On Monday, on the same evening the Associated Press called the Arizona Senate race for Democrat Kyrsten Sinema in a distant conceptual universe, a golden retriever sits on the couch beside his owner and listens to her voice.
The woman sounds a bit subdued, even disappointed. But she isn’t scolding anyone. Her cadence is warm, calm and firm and — importantly — she is stroking Boomer’s paw, which probably means everything is going to be okay.
“Hey, everybody, I just called Kyrsten Sinema and congratulated her on becoming Arizona’s first female senator after a hard-fought battle,” she says. “I wish her all success as she represents Arizona in the Senate.”
The woman is not looking at Boomer as she speaks but rather at a camera on the other side of the living room. Boomer looks at it, too. The woman has been talking to cameras a lot lately.
He first met her four years earlier, when he was still pretty much a puppy. Boomer’s first owners had given him up, so the woman took him to live with her in Tucson, in a house with a yard filled with tennis balls.
She had a different notion of dog behavior than he was used to and didn’t exactly look pleased when she’d find him lying on the dining room table. But she forgave him when he buried her mother’s pajamas under the mesquite tree, and in time she’d tell people that she couldn’t imagine life without him.
A few months after Boomer’s first birthday, in 2014, the woman got a new job and started leaving town a lot. But that was okay; the next-door neighbor would watch Boomer while his owner was at the U.S. Capitol in Washington.
“And I also want to say thank you to everybody who supported me in this campaign,” she says, still looking at the camera, and Boomer starts to fidget on the couch. “My staff and volunteers and everybody who voted for me.”
One day, when Boomer was a little over 3 years old, cameras followed the pair as she walked him through the Arizona desert. Then she sat with him in the bed of a pickup truck, scratched his chest and joked: “They say if you want a friend in Washington, get a dog.”
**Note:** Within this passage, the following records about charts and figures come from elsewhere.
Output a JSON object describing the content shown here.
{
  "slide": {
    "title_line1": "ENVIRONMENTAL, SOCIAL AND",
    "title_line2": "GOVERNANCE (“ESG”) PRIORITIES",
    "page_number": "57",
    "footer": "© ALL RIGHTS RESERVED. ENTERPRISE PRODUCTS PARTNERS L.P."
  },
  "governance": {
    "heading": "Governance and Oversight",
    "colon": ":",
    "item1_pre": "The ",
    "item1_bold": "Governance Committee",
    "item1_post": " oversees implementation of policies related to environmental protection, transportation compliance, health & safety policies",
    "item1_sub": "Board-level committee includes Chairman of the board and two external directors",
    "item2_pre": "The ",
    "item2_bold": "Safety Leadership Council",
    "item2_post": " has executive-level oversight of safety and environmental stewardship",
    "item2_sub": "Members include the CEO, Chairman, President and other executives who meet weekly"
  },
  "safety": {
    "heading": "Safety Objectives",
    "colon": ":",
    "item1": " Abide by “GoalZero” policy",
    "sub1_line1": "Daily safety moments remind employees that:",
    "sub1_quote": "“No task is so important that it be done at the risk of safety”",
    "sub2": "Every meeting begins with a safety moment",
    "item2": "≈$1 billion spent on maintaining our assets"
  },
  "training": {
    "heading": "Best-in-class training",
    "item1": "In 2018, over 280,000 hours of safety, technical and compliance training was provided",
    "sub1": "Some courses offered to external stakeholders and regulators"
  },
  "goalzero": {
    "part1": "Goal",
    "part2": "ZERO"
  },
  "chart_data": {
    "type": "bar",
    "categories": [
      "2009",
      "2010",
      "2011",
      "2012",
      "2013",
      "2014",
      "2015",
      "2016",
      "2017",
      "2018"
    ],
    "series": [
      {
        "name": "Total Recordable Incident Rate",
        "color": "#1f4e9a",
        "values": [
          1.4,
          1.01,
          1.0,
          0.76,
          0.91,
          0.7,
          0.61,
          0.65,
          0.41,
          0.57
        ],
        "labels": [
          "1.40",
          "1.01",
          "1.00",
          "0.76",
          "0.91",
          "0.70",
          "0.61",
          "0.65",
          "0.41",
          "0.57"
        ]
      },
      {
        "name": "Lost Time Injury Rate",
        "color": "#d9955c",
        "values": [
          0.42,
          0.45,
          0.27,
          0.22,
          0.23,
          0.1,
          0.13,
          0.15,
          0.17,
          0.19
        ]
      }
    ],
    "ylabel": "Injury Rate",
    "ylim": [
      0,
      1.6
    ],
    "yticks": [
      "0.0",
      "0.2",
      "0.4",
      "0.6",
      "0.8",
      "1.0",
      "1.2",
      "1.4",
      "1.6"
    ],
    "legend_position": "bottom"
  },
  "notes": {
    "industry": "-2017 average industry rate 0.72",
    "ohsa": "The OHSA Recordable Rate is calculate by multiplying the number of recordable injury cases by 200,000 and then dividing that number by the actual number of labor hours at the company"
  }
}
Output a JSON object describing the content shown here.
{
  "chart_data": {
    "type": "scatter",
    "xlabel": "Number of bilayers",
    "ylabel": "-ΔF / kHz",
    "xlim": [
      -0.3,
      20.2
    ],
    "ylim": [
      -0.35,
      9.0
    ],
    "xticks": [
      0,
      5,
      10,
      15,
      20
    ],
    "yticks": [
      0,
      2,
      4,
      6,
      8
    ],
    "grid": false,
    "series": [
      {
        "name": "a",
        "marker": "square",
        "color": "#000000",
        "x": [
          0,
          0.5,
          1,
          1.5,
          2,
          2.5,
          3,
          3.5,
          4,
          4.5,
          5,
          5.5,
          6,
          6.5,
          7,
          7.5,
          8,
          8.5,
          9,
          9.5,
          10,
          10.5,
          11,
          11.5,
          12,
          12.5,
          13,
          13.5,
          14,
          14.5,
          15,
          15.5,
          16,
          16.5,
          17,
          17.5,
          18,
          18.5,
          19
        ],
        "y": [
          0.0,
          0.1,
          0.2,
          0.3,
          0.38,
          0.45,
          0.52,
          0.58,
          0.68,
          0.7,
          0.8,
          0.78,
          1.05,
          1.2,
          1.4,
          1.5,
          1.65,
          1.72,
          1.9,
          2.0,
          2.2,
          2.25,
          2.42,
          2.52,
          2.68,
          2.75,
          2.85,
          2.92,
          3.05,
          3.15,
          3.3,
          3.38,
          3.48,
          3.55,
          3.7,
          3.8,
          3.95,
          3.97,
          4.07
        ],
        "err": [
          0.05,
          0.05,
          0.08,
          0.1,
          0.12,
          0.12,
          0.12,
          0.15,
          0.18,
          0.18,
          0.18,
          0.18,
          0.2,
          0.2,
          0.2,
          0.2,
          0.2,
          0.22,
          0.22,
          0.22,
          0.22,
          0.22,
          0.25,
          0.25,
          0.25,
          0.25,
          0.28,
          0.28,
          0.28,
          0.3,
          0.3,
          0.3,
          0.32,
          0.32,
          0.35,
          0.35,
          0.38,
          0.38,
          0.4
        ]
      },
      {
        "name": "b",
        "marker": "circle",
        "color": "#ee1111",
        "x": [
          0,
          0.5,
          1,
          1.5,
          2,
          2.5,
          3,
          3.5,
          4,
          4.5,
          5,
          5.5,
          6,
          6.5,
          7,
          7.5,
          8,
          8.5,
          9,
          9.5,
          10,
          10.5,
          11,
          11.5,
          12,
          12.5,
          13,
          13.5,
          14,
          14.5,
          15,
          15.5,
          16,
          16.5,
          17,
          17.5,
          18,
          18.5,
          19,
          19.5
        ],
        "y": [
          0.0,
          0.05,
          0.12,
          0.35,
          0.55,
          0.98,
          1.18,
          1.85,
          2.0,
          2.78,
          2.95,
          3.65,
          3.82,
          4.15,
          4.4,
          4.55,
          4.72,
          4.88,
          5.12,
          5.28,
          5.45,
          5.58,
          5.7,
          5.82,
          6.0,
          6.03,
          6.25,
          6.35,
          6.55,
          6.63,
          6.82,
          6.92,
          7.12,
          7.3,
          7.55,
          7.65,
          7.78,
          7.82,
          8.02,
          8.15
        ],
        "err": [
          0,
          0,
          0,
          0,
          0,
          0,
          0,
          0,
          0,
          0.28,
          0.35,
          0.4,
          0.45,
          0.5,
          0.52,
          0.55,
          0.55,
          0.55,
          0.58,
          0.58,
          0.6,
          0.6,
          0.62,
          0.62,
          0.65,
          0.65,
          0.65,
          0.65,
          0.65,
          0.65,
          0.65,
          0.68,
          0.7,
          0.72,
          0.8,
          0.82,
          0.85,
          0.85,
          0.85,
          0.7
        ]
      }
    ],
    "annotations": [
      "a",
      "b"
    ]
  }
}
The Martha McSally for Congress campaign uploaded the reelection ad to YouTube in November 2016 — with a sunny jingling soundtrack and a simple title: “Boomer.”
Not that Boomer cared about the postproduction.
Now she reaches for his chest again as he stares at her from his side of the cushion. She doesn’t look back and continues her short speech:
“I’m so grateful to you as my wingmen and my wingwomen in this journey. We sure wish it came out with a different result, but I’m so thankful for you.”
She started traveling a lot this year. Even when she wasn’t working in Washington, she’d go to towns and cities across Arizona, with crowds and cameras and signs reading, “Martha McSally for U.S. Senate.”
She took him with her to a rally in Sun City two weeks ago. “Come here, boo boo!” she called, and tried to grab him as he ran across the stage and the crowd laughed.
“May I introduce to you Don Jr. — Don Trump Jr.” she told the crowd a minute later. Then a man in a suit came on stage and started to talk about “fake news” and “radical socialist policies.” Before long, the crowd was yelling, and Boomer didn’t return to the stage that day.
Last Tuesday, the woman stayed up very late and sounded happy when she went to bed.
But something changed over the next few days. The woman stopped talking to cameras much. If Boomer watched TV, he would have heard other people say his owner’s name as they spoke of “voter fraud” and “disenfranchisement” and a Republican Senate seat slipping away.
Then, Monday evening, Boomer was called to the couch for one last appearance in the 2018 campaign.
“As I traveled around this state, I was so inspired by the many people that I met, and I am convinced Arizona is the best state in the country,” the woman says. Boomer sits straight up, and she strokes his fur as she nears the end of her speech.
“Our best days are still yet to come, and I’m going to continue to pray for our success,” she says. “Thank you so much.”
Boomer has a paw in the air now, as if to shake her hand. The congresswoman doesn’t take it, but that’s okay. The camera will be gone soon.